Fehlbesetzung behalten – die teuerste HR-Entscheidung

Die Position war endlich besetzt. Nach acht Monaten Vakanz. Alle waren erleichtert.
Nach drei Monaten kamen die ersten Zweifel aus dem Team:
„Fachlich stark, aber… schwierig in der Zusammenarbeit."
„Strategisch unscharf."
„Kunden reagieren irritiert."
Die Geschäftsführung sagte: „Jetzt haben wir so lange gesucht. Wir geben dem Ganzen noch Zeit."
Sechs Monate später war die Lage klar: Zwei Leistungsträger hatten gekündigt. Ein Großkunde war unzufrieden. Das Team arbeitete im Dauer-Korrekturmodus.

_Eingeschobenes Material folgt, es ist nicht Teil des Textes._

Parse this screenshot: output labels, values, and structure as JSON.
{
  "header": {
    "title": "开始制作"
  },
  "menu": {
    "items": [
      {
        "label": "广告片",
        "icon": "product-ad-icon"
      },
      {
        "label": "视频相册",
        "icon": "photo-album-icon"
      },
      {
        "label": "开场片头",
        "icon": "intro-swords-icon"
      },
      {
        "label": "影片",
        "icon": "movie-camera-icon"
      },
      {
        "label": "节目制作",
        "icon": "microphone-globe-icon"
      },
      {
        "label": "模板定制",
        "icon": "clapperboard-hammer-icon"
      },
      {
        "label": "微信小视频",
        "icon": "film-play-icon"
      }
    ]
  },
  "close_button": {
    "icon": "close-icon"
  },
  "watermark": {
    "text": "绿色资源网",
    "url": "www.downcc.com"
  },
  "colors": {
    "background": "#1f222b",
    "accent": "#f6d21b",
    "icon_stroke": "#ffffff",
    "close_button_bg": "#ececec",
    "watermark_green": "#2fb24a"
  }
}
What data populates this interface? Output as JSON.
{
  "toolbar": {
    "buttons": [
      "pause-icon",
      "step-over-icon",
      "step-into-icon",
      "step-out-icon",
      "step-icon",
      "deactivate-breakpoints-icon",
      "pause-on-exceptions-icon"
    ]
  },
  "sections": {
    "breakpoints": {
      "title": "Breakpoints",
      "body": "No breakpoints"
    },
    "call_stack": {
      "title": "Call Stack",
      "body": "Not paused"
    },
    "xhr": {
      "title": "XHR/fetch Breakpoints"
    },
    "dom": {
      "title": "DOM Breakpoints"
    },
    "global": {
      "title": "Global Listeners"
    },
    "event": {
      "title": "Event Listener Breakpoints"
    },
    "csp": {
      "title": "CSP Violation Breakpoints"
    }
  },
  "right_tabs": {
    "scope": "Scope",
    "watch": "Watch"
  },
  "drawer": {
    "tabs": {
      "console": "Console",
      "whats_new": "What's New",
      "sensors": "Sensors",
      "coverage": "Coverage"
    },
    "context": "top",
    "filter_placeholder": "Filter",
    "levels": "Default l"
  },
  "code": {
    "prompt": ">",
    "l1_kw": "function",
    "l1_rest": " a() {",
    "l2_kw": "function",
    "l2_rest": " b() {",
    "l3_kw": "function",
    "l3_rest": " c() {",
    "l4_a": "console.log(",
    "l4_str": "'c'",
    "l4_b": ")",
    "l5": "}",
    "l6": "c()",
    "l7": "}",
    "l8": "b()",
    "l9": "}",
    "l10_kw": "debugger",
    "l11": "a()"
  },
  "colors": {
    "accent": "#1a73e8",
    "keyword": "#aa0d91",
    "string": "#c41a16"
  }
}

Die eigentliche Fehlentscheidung war nicht die Einstellung. Die teuerste Entscheidung war: zu lange festhalten.
Warum halten Unternehmen an Fehlbesetzungen fest?
1. Sunk-Cost-Falle
„Wir haben schon so viel investiert." Zeit, Honorar, Onboarding, internes Commitment.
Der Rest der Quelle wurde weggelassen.